"Begitu terik sang surya memberikan kehangatannya hari ini hingga ku benar-benar rindu hujan. Biasanya kutatap langit yang teduh bahkan hari ini mataku menyipit saat mendongak kearah langit dan tak tahan akan cahaya dari sang surya yang begitu terang beribu kali lipat dari biasanya. Kurasakan ada air keringat yang menetes dari dahiku, bahkan setengah bajuku seperti dibasahi oleh hujan keringat dari tubuhku. Namun perjalananku masih jauh, belum setengah kutempuh dari tempat tujuanku, menyusahkan sekali memang pergi dihari yang cuacanya tidak berpihak seperti ini. Namun tujuanku begitu ingin kucapai, kudengar kabar masku pulang dari perantauannya, mas yang setahun ini aku tunggu kepulangannya, mas yang amat sangat kurindukan."
Ahh suara petir membuyarkan konsentrasiku, hingga imajinasi dari tulisan yang kubuat terpencar kemana-mana, baru saja aku terhanyut masuk sebagai tokoh dalam tulisanku dengan peran sebagai gadis desa yang menggebu ingin mengejar cinta seorang mas nya.
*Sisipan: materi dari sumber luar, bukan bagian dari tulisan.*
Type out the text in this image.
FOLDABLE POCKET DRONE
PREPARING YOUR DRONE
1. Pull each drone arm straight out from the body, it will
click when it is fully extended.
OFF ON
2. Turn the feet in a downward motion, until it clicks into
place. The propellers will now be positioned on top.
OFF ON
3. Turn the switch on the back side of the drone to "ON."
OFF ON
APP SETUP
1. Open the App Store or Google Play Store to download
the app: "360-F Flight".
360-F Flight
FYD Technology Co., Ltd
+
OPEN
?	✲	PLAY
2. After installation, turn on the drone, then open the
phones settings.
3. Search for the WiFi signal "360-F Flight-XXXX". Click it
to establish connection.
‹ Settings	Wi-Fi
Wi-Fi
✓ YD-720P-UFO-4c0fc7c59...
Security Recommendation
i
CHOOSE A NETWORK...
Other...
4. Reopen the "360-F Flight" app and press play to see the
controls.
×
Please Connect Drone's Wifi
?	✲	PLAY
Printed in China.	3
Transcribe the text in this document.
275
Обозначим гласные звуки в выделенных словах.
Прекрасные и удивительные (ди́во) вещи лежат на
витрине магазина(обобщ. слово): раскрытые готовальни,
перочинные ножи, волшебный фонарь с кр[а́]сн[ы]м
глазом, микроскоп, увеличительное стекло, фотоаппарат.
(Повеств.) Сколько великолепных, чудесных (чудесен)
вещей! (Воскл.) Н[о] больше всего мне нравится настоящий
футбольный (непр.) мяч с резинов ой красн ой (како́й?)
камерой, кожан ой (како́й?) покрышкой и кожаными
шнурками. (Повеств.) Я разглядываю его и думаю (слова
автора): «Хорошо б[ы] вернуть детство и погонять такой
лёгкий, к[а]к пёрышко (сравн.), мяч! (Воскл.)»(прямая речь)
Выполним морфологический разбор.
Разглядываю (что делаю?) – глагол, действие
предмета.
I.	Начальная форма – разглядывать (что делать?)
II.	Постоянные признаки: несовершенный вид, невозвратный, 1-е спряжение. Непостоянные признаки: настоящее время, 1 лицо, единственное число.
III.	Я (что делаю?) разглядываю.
Sulit untuk menyatukan kembali imajinasi fanaku, apalagi menyusun eksplorasi diksi yang berantakan ketika konsentrasiku buyar seperti ini.
Rasanya kini aku lebih baik memilih untuk menyelesaikan membaca novel karya penulis idolaku yang juga menjadi motivator dari tulisan-tulisan yang kubuat selama ini.
Ah sialnya karya dari penulis idolaku ini selalu sama dengan kisahku, lebih parahnya lagi pilihan kata ditulisannya mampu membuat hatiku getir teringat pahitnya kisahku yang terbuka karena membaca novel ini.
Sosok dalam novel itu adalah aku yang berperan sebagai wanita yang punya semangat tinggi dan memperjuangkan cintanya hingga berdarah-darah namun selalu ditinggalkan saat sedang cinta-cintanya.
Sama persis, sial. Belum sampai ending ceritanya pun aku sudah dibuat meneteskan air mata berkali-kali karena tulisan ini.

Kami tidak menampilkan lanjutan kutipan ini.